Während technologische Durchbrüche neue Instrumente hervorbringen können, sind sie nicht zwangsläufig selbst Lösungen. Erdmissionen erfordern Aufmerksamkeit für politische, aufsichtsrechtliche und Verhaltensänderungen. Es wurden im Rahmen öffentlich-privater Kooperationen in Rekordzeit sichere, wirksame Impfstoffe entwickelt, wobei sich die öffentlichen Investitionen als absolut unverzichtbar erwiesen. Doch kam es anschließend sofort zu Unterschieden zwischen einkommensstarken und einkommensschwachen Ländern beim Impfstofferwerb, die sich seitdem noch vertieft haben.

Bei einer Erdmission wie der weltweiten Impfung sind technologische Neuerungen nur so nützlich wie ihre realweltliche Nutzung. Eine „Impfstoff-Apartheid“ (statt eines Menschheitsvakzins) würde eine moralische und wirtschaftliche Katastrophe darstellen. Wenn es den Pharmaunternehmen mit ihrer erklärten Unterstützung für den Grundsatz des Stakeholder Value ernst ist, sollten sie ihre COVID-19-Impfstoffpatente, Daten und Fachkenntnisse mittels des COVID-19 Technology Access Pool teilen. Bisher wird dieser nicht genutzt.
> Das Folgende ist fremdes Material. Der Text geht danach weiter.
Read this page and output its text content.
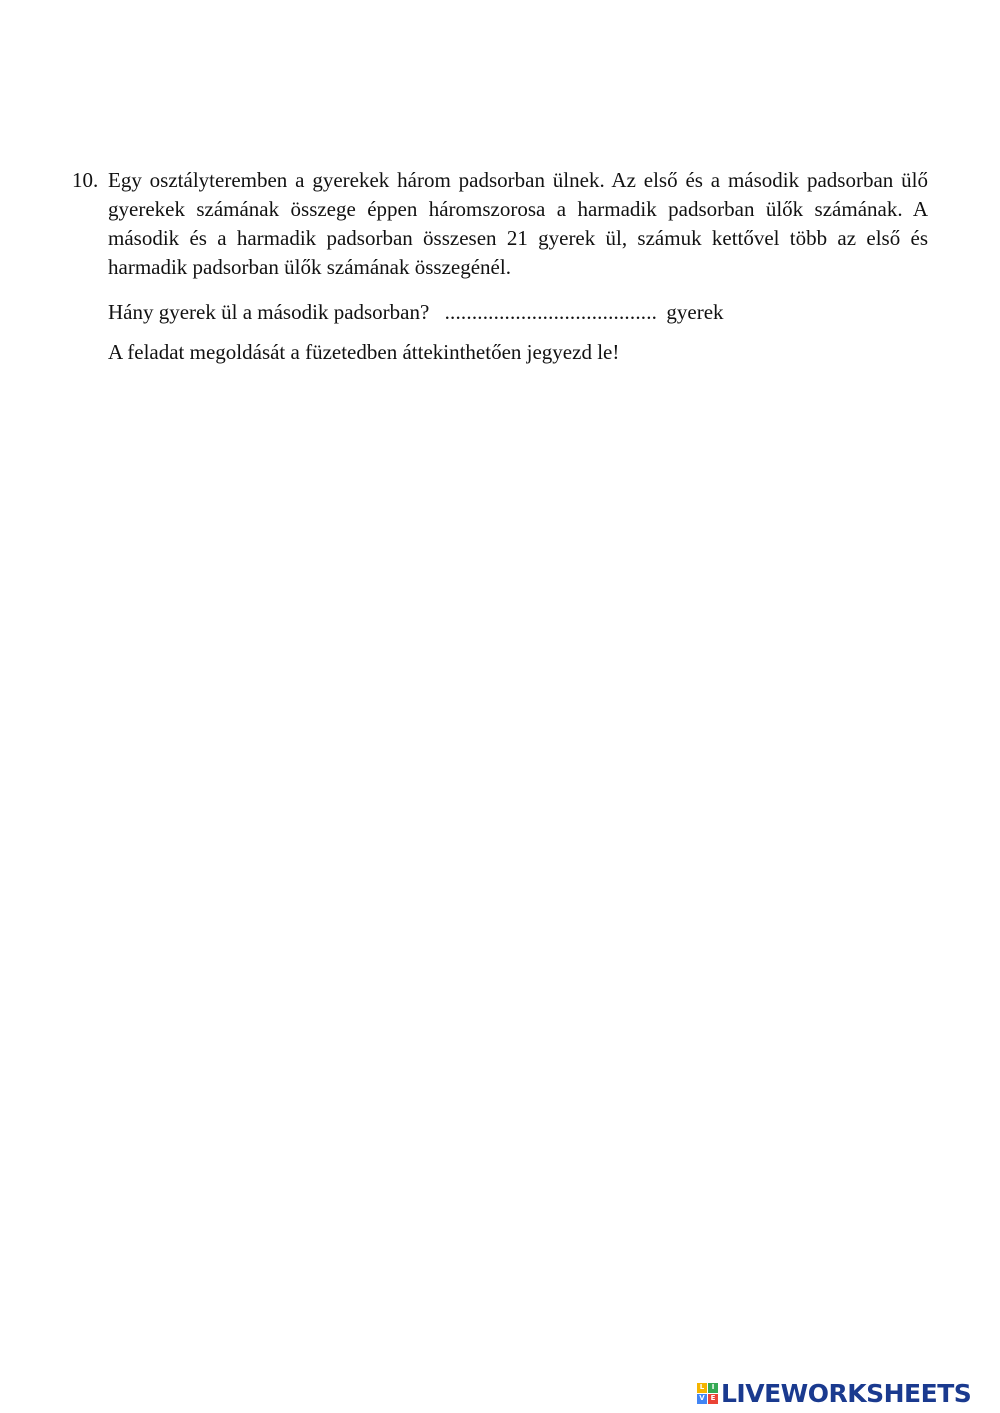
10. Egy osztályteremben a gyerekek három padsorban ülnek. Az első és a második padsorban ülő gyerekek számának összege éppen háromszorosa a harmadik padsorban ülők számának. A második és a harmadik padsorban összesen 21 gyerek ül, számuk kettővel több az első és harmadik padsorban ülők számának összegénél.

Hány gyerek ül a második padsorban? ....................................... gyerek
A feladat megoldását a füzetedben áttekinthetően jegyezd le!
L	I
V E LIVEWORKSHEETS
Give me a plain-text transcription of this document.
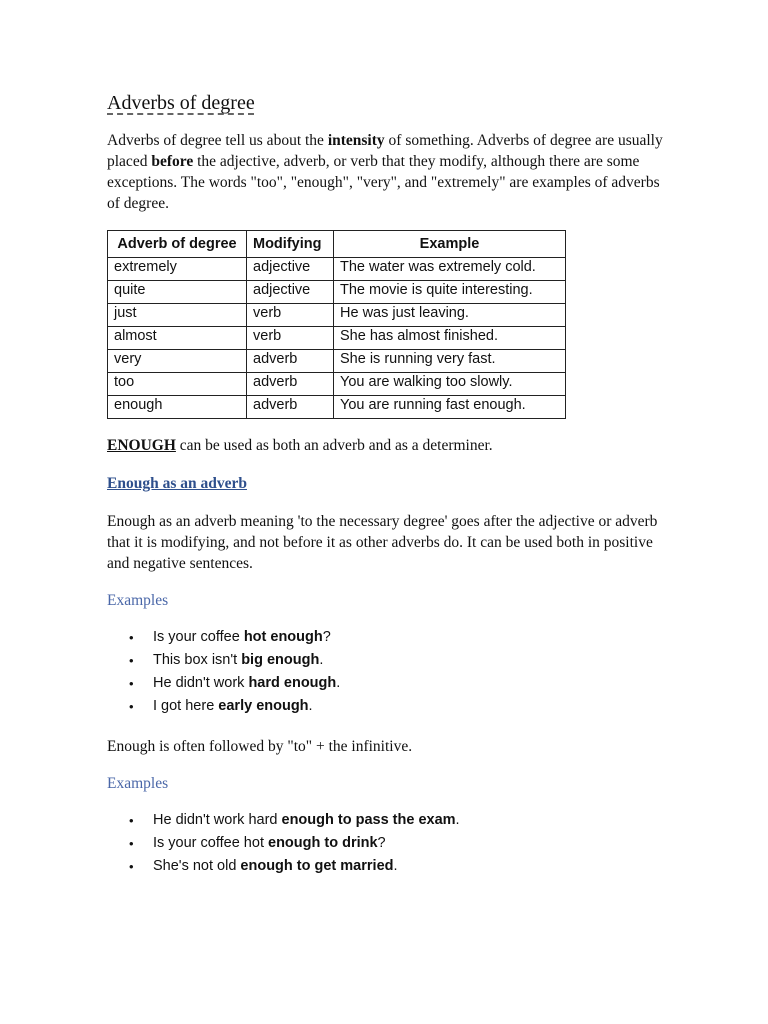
Adverbs of degree

Adverbs of degree tell us about the intensity of something. Adverbs of degree are usually placed before the adjective, adverb, or verb that they modify, although there are some exceptions. The words "too", "enough", "very", and "extremely" are examples of adverbs of degree.

Adverb of degree	Modifying	Example
extremely	adjective	The water was extremely cold.
quite	adjective	The movie is quite interesting.
just	verb	He was just leaving.
almost	verb	She has almost finished.
very	adverb	She is running very fast.
too	adverb	You are walking too slowly.
enough	adverb	You are running fast enough.

ENOUGH can be used as both an adverb and as a determiner.

Enough as an adverb

Enough as an adverb meaning 'to the necessary degree' goes after the adjective or adverb that it is modifying, and not before it as other adverbs do. It can be used both in positive and negative sentences.

Examples

• Is your coffee hot enough?
• This box isn't big enough.
• He didn't work hard enough.
• I got here early enough.

Enough is often followed by "to" + the infinitive.

Examples

• He didn't work hard enough to pass the exam.
• Is your coffee hot enough to drink?
• She's not old enough to get married.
Auch die Regierungen müssen sich den Grundsatz des Stakeholder Value wirklich zu eigen machen; dieser findet nicht nur auf die Unternehmensführung Anwendung. Auch öffentlich-private Kooperationen müssen sich vom öffentlichen Interesse leiten lassen und dürfen nicht die Versäumnisse im Bereich der heutigen Digitalwirtschaft wiederholen, die in ihrer jetzigen Form entstand, nachdem der Staat das technologische Fundament zur Verfügung stellte und es dann versäumte, das, was darauf errichtet wurde, zu regulieren. Infolgedessen haben ein paar dominante Big-Tech-Unternehmen ein neues Zeitalter algorithmischer Wertabschöpfung eingeläutet, bei dem einige Wenige auf Kosten der großen Mehrheit profitieren.

Die Technologie allein wird soziale und wirtschaftliche Probleme nie lösen. Bei der Anwendung des Mondmissionsprinzips auf komplexe Herausforderungen auf der Erde müssen die Politiker auch den unzähligen sonstigen sozialen, politischen, technologischen und Verhaltensfaktoren Aufmerksamkeit widmen und eine die Zivilgesellschaft, die Wirtschaft und die öffentlichen Institutionen umfassende gemeinsame Vision formulieren.

Erdmissionen müssen daher auch die Bürger in umfassender Weise einbeziehen. CO2-Neutralität etwa muss in Zusammenarbeit mit den Bürgern an deren Wohnort konzipiert werden, etwa im sozialen Wohnungsbau. Durch Verfolgung eines breite Schichten einbeziehenden Stakeholder-Ansatzes kann sich eine Mission zu einem stabilen staatsbürgerlichen Fundament und einem Motor für nachhaltiges Wachstum entwickeln, so wie sich diejenigen, die nach einem grünen New Deal, Health for All und Plänen zur Überwindung der digitalen Kluft rufen, das vorstellen.

Diese Lehren könnten für die Biden-Regierung, die imstande ist, die Macht eines Einrichtungen wie die Defense Advanced Research Projects Agency und die National Institutes of Health (die bis zu 40 Milliarden Dollar jährlich für Innovationen im Medikamentenbereich ausgeben) umfassenden unternehmerischen Staates zu nutzen, gar nicht relevanter sein.

Es besteht nun eine enorme Chance, eine Industriepolitik zu verfolgen, die über die traditionellen sektoralen und technologischen Silos hinausgeht, und im öffentlichen Interesse eine missionsorientierte Regierungspolitik wiederherzustellen. Eine moderne, auf eine „grüne Renaissance“ abzielende Industriestrategie etwa würde erfordern, dass alle Sektoren – von der künstlichen Intelligenz und vom Transportwesen bis hin zu Landwirtschaft und Ernährung – Innovationen vorantreiben und sich in eine neue Richtung entwickeln. Präsident John F. Kennedy hatte seine Mondmission. Bidens Mission besteht darin, diese nach Hause zu bringen.